With Coal to Callao.

They slewed her in to dump her load,
And cleaned her aft and fore;
They turned her out to take the road
She’d taken oft before;
All geared aloft, all free aloft, all tight and trim below,
To take the road and make the road, the road to Callao!

He kissed the girl ashore he’d found,
And said, “You’ll never miss me;
You won’t start weepin’ if I’m drowned,
But kiss me, sweetheart kiss me!
’T is miles to go, long miles to go, eight thousand miles or so,
With seas about and seas abeam, and coal to Callao!

Around his neck she twined her arms,
“Luck speed you, Jack!” cried she,
“And from the sea and all its harms
Come back some day to me.
I’ll wait for you, I’ll watch for you
Though well, dear lad, I know
There’s other girls and fairer girls — the girls of Callao!”

He took his sheath-knife from his belt
And said, “’Fore God, my beauty,
Yon sun from out the sky may melt
But I won’t turn from dooty.
This lock o’ yourn, this curl o’ yourn,
Goes with me where I go —
Across the world, around the world, to Death — or Callao!”

Her eyes were like two shining stars
That sparkle through the rain.
All sail was bent upon the spars,
He kissed his love again.
’T was “Come aboard,” and “All aboard, and let her shore lines go,
And take the road and make the road — the road to Callao!”

They swung across Newcastle bar
And sou’ by east away;
They saw the Cross hung out afar
Below the Milky Way;
They saw the land die down a-lee, and heard the rollers go
Across the road, along the road, the road to Callao!
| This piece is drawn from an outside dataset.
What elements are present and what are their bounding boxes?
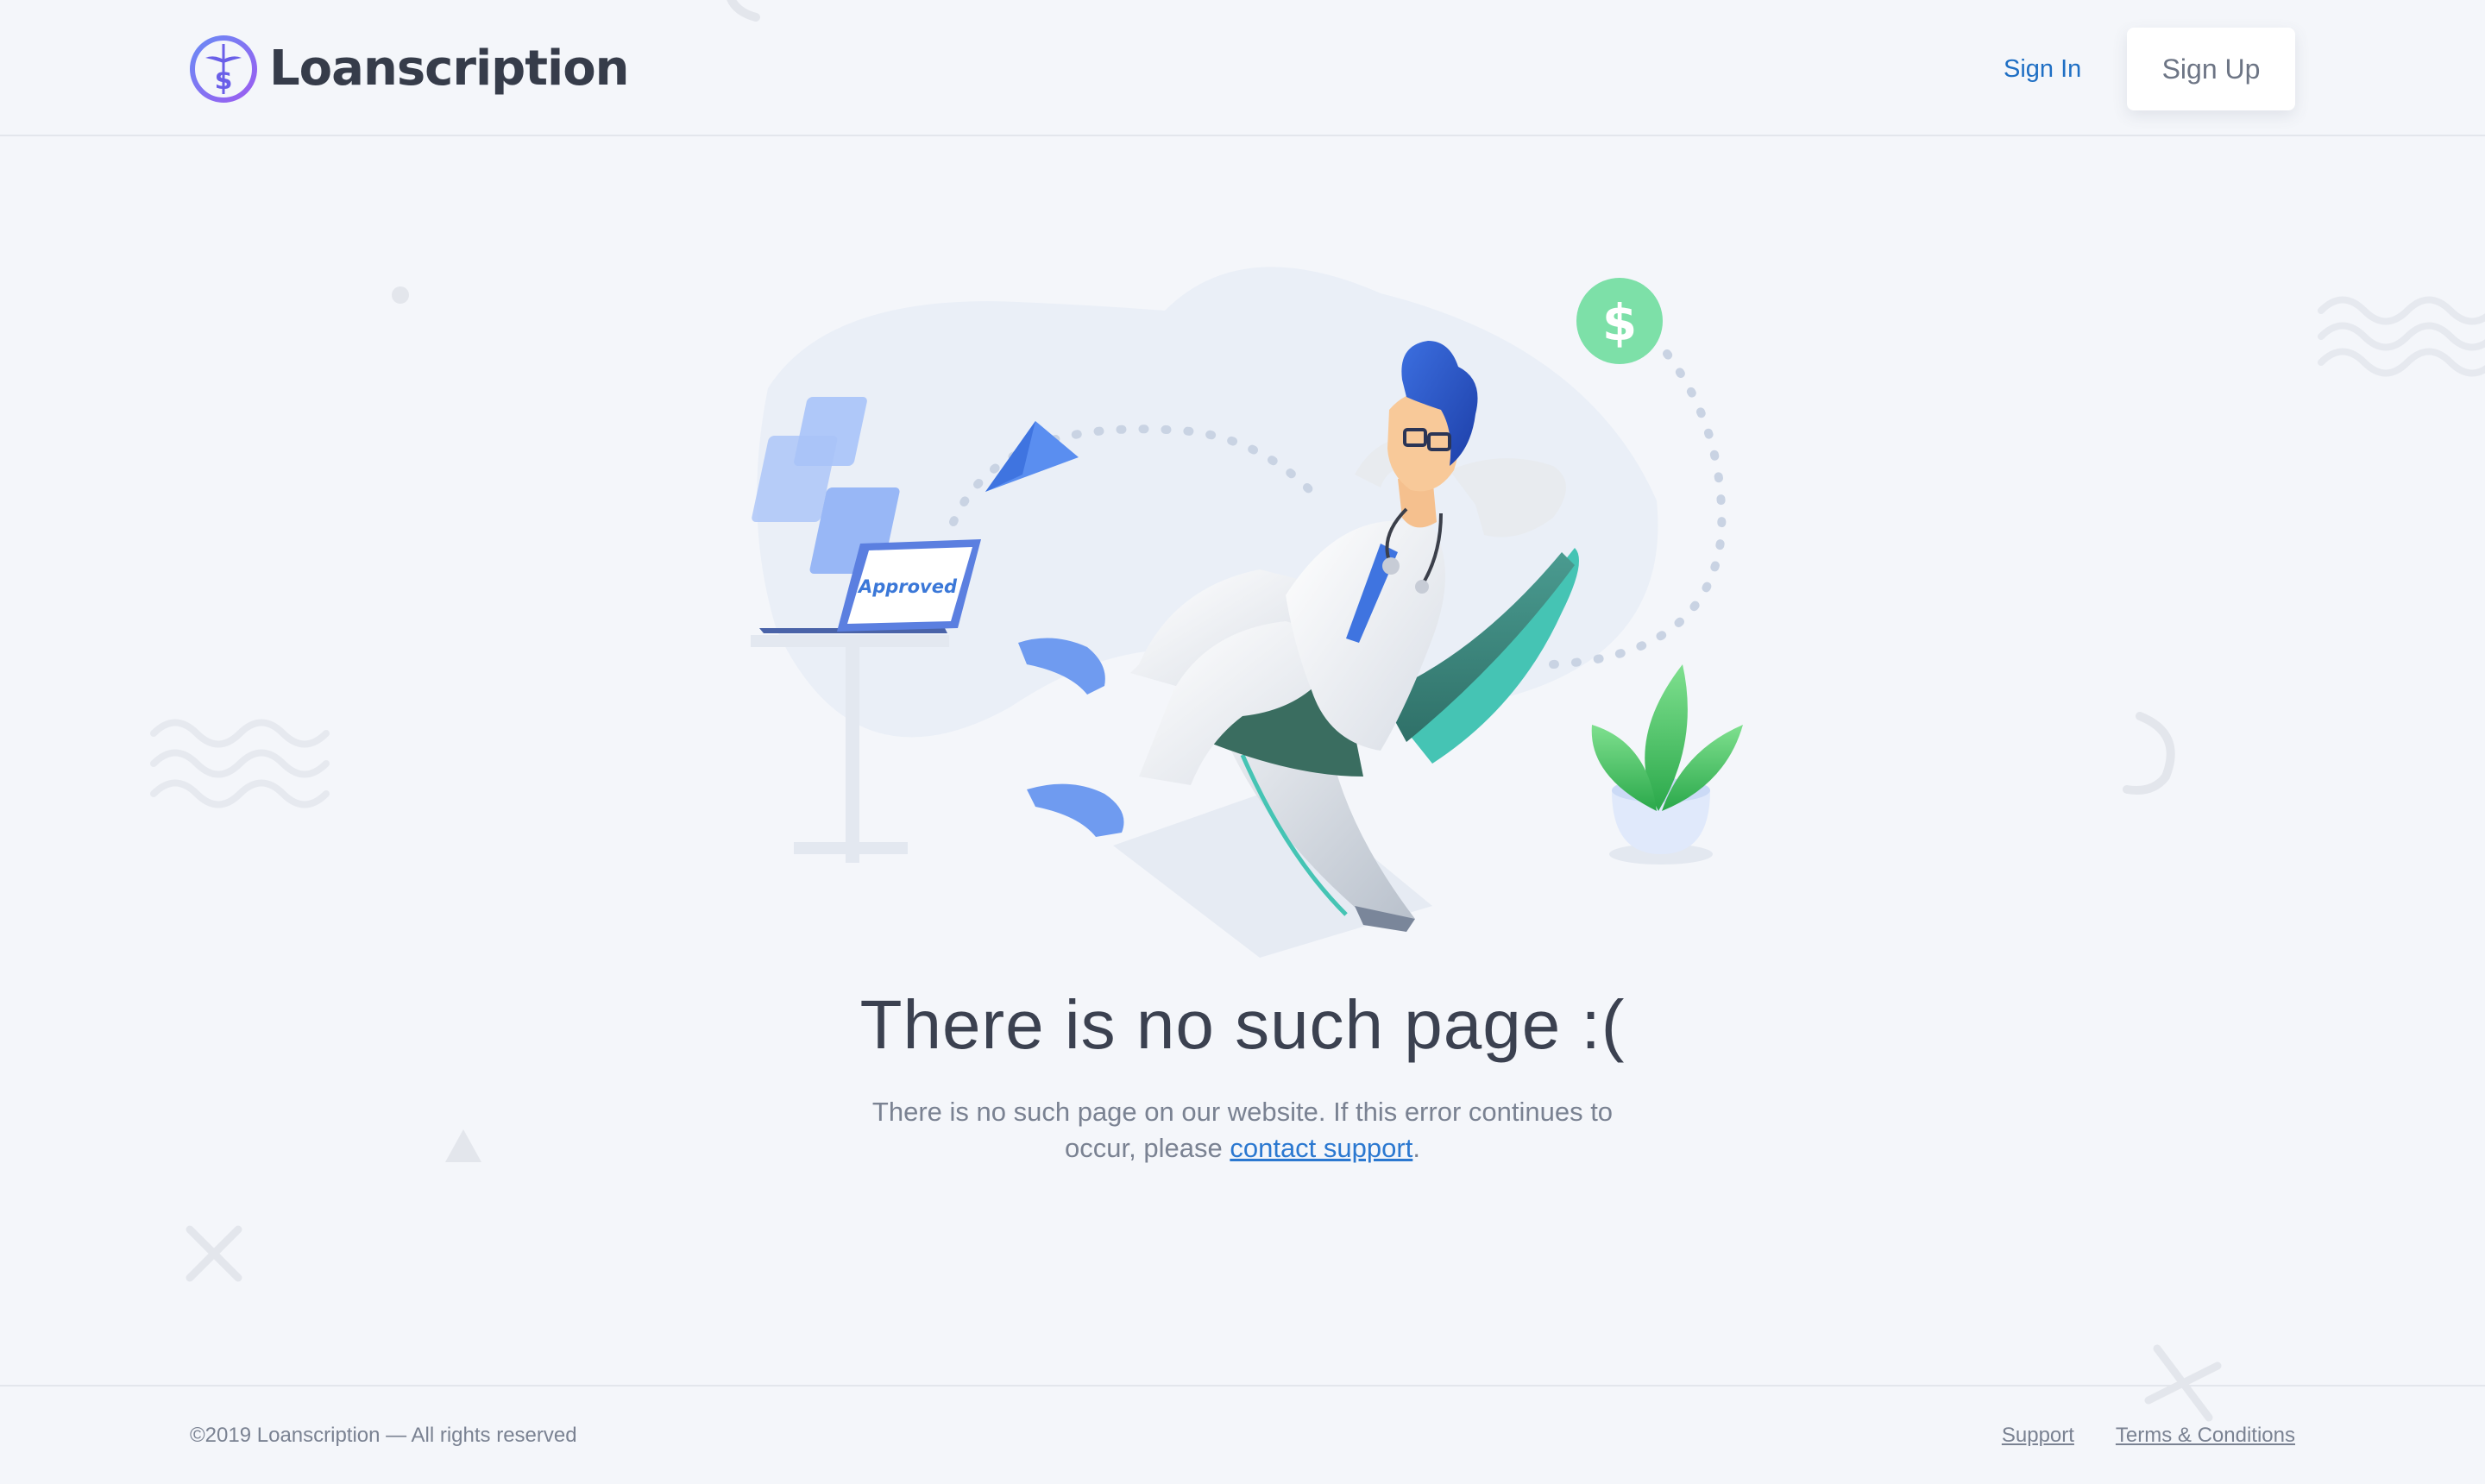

The sun came up on sixty days
And set on sixty nights;
Beneath the star-lit heaven’s maze
She kept her course to rights;
And while the cool winds kissed her wings, as white as driven snow,
She drove the dancing spray ahead — laid down for Callao!

They heaved her log for sixty days,
But on the sixty-first
Her greasy cargo went ablaze,
And then the hatches burst!
’T was “Man the pumps! All hands to pumps; and curse her as ye go;
A broken ship, a burning ship, ten days from Callao!”

They tied the air-pipes throat and neck
With canvas triple-fold,
Then passed the wet hose down the deck
To flood her flaming hold;
All cursing hard, all praying Christ to heed them in their woe,
To bring their feared and sinful souls alive to Callao!

The yellow smoke that trailed a-lee
It clouded in her wake,
The steam that tore the lashings free
Hissed like a scalded snake,
And, blinded, beaten, driven back, they watched the Fire-Fiend grow,
And cursed the hour and damned the day they sailed for Callao!

Death’s Angel bared his flaming sword
And smote her hip and thigh;
Her foremast splintered by the board
Like twig three seasons dry;
But when the mainmast crashed to port they sweltered in their woe,
To see her useless boats drift by — ten days to Callao!

The prisoned gas shot out aflame
And licked her Cro’jick yard;
Her broken bones against her frame
Jammed home again and jarred;
They flung the hurried scrawl adrift to let their fellows know
What fate was theirs who’d fought with Death, bound out for Callao!

She lurched abeam until the brine
Began to lap her rail.
Till Doom and she with level twine
Were reeving neck and tail.
They dragged the rum-keg aft at that, and let the liquor flow,
To die the death they had to die, ten days from Callao!

But when she gulfed the water in,
And when her stern heaved clear,
With God’s good grace to shrive their sin
They rose a British cheer —
Then choked like men who pay the debt all men to Nature owe,
On either road, on every road ’tween this and Callao!

* * * * *

They’re swinging coal aboard the Star
’Longside Newcastle quay,
And out across Newcastle bar
Far spreads the lonely sea;
And Jack’s fond lass has found a friend to love her ere he go
Along the road, the level road, the road to Callao!